Because EEEV is a nationally notifiable condition, this case was reported to local public health authorities. For the health and well-being of the general population, education regarding mosquito bite prevention and mosquito-borne illness by public health authorities and providers can continue to be widely communicated, particularly during warmer seasons with increased outdoor activity. This is particularly pertinent for the patient presented, as her symptoms occurred in July. Moreover, due to the geographic location of this patient within a heavily wooded area in Georgia near a lake, the patient could have benefited from a vaccine against EEEV had one been available.

Overall, to improve the morbidity and mortality of patients affected by EEEV, future studies would be useful in determining the most effective intervention—IVIG, steroids, or both—in treating EEEV, along with the safest and most efficacious dosing strategy.
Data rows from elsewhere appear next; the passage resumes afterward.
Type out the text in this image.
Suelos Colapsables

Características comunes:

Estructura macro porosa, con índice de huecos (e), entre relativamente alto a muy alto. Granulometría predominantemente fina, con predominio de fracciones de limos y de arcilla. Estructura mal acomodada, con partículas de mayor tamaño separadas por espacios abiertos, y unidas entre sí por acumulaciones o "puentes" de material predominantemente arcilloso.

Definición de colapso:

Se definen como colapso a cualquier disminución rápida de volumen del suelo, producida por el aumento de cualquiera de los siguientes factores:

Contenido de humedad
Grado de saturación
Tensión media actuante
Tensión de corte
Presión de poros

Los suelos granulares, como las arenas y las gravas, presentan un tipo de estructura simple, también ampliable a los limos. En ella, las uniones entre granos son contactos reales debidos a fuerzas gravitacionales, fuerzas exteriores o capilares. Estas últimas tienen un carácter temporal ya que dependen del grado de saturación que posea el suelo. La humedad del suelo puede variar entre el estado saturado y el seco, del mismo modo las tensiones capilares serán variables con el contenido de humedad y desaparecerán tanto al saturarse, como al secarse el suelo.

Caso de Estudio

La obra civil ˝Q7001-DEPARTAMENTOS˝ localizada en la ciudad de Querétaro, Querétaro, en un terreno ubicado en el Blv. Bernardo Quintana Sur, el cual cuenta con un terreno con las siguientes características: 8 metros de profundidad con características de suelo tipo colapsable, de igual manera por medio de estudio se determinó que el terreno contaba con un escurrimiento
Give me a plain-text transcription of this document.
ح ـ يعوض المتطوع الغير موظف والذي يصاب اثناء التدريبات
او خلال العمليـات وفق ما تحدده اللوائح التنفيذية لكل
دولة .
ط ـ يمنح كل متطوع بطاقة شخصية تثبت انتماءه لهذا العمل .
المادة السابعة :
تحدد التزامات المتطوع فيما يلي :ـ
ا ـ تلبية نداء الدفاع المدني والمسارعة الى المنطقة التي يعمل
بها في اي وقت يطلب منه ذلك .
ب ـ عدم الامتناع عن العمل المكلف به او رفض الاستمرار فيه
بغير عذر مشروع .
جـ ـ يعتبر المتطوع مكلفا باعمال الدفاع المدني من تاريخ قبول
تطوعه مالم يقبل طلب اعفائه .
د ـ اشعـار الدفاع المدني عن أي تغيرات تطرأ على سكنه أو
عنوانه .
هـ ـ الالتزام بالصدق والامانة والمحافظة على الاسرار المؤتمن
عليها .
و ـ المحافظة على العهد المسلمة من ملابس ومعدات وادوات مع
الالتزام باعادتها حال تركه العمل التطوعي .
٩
In addition to manufacture optimization, future studies would be useful in accelerating the approval of vaccines against EEEV. Unfortunately for now, clinicians must rely on supportive care, and public health authorities and providers have the responsibility in preventing further cases of EEEV through education and surveillance.

Conclusion

EEEV is a rare but severe and potentially deadly disease transmitted through mosquitos. Although supportive care and preventative measures remain the cornerstone of management, early IVIG and high-dose steroids have shown potential as treatments for this disease to reduce both morbidity and mortality. In addition, several vaccines are in development, although there are various barriers to their finalization and licensure. To further advances in the management of this disease, prospective trials and further investigations in potential treatment and preventative strategies may be useful in reducing this morbidity and mortality.